The practice of aborting unborn babies diagnosed with birth defects has virtually eliminated Down syndrome in Iceland, and sadly, Denmark is close behind.
“In 2016, there were four children born in Denmark with Down syndrome after prenatal diagnosis and there were 20 children born with Down syndrome diagnosed after birth,” Danish Ambassador Carsten Søndergaard told an Irish committee during a debate on Ireland’s legalization of abortion.
Søndergaard denies that the country has any sort of official policy to eradicate Down syndrome, but admitted that pregnant mothers are certainly not discouraged from choosing to end their pregnancies upon receiving a diagnosis of prenatal Down syndrome. “In general it should be noted that it is not the policy of the Danish health authorities to eradicate Down’s syndrome, but it is their duty to provide the pregnant woman with the best possible basis for her to make her own decision about her pregnancy,” he continued.
Though Denmark’s abortion laws are stricter than those of the United States in that they generally allow abortions only within the first 12 weeks of pregnancy, the country permits later abortions of pregnancies in which the child is believed to have a birth defect, including Down syndrome. As a result, in 2014 alone, 98 percent of babies who tested positive for Down syndrome were aborted.
Denmark is not alone in this trend, as Down syndrome babies have been virtually eradicated in Iceland through abortion.
In France, 77 percent of women who receive a prenatal diagnosis of Down syndrome terminate their pregnancies, according to ABC News. The Daily Wire reports that France is so supportive of pregnant mothers’ decision to abort their babies diagnosed with Down syndrome that it even banned a commercial in honor of World Down Syndrome Day from airing in the country because it had the potential to upset mothers who previously aborted their Down syndrome children.
In the United States, 67 percent of pregnant women terminate their pregnancies once they learn their unborn baby will likely have Down syndrome.
In 2009, Dr. Brian Skotko, a pediatric geneticist at Children’s Hospital in Boston, stated that research shows an estimated 92 percent of women choose to terminate their pregnancies after receiving a prenatal diagnosis of Down syndrome.
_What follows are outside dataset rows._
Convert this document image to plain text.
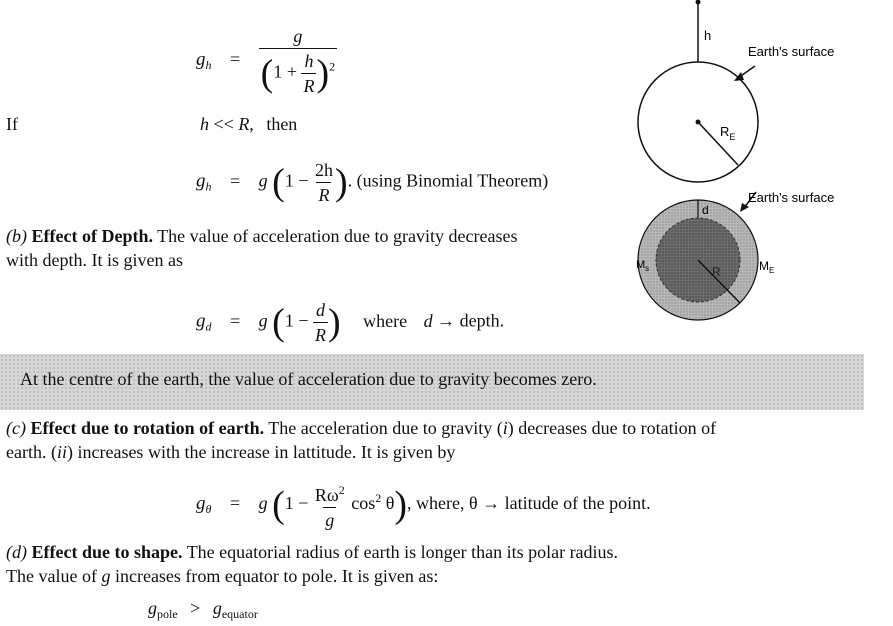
$g_h = \frac{g}{(1 + \frac{h}{R} )^2}$
If	h << R, then
$g_h = g$ ($1 - \frac{2h}{R}$ ). (using Binomial Theorem)
(b) Effect of Depth. The value of acceleration due to gravity decreases
with depth. It is given as
$g_d = g$ ($1 - \frac{d}{R}$ ) where d → depth.
At the centre of the earth, the value of acceleration due to gravity becomes zero.
(c) Effect due to rotation of earth. The acceleration due to gravity (i) decreases due to rotation of
earth. (ii) increases with the increase in lattitude. It is given by
$g_\theta = g$ $(1 - \frac{R\omega^2}{g} \cos^2 \theta)$, where, θ → latitude of the point.
(d) Effect due to shape. The equatorial radius of earth is longer than its polar radius.
The value of g increases from equator to pole. It is given as:
$g_{pole} > g_{equator}$
h
$R_E$
Earth's surface
d
R
$M_s$	$M_E$
Earth's surface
Eric Scheidler, executive director of Pro-Life Action League, contends that prenatal testing for conditions such as Down syndrome is often used as a means to point parents in a certain direction rather than enabling them to prepare for caring for a child with potential birth defects. “I think that kind of [prenatal] testing is appropriate for parents who want it, but it should be used in order to prepare for caring for a child,” Scheidler said.
"Parents are being urged to abort their children,” he said. “There’s really not a fair presenting of options being offered to parents.”
Dr. Skotko made a similar observation. "I am concerned about mothers making that informed decision," he said. "Are they making it on facts and up-to-date information? Research suggests not, and that mothers get inaccurate, incomplete and sometimes offensive information."
Critics of this practice are calling it modern-day eugenics. “This is not a medical advancement," said Penny Nance, president and CEO of Concerned Women for America. "This is eugenics and barbarianism at best. These individuals have no less worth than anyone else."
Fortunately, several states in America are fighting to maintain some semblance of morality in an otherwise immoral practice. According to LifeNews, the international movement toward eliminating Down syndrome through abortion has prompted several U.S. states to pass laws that prohibit the practice of aborting unborn babies with disabilities. North Dakota and Indiana have both passed laws prohibiting abortions based on the unborn child’s disability. Ohio is considering similar legislation.
Poland is also considering a bill that would prohibit discrimination against fetuses with disabilities, LifeNews reports.
Some contend that women who choose to terminate their pregnancies have been misled by myths surrounding Down syndrome. Scheidler states, “Having gotten to know several people with Down syndrome in my life, I am horrified by the thought that Iceland, and Western society in general, is rejecting these children.”
According to a 2011 study in the Journal of American Medical Genetics, 99 percent of parents who have a child with Down syndrome report being happy with them.
And the rates of divorce for families with a Down syndrome child are actually lower than those without any disabled children, as well as those with children who have other disabilities, a 2008 Vanderbilt University study shows.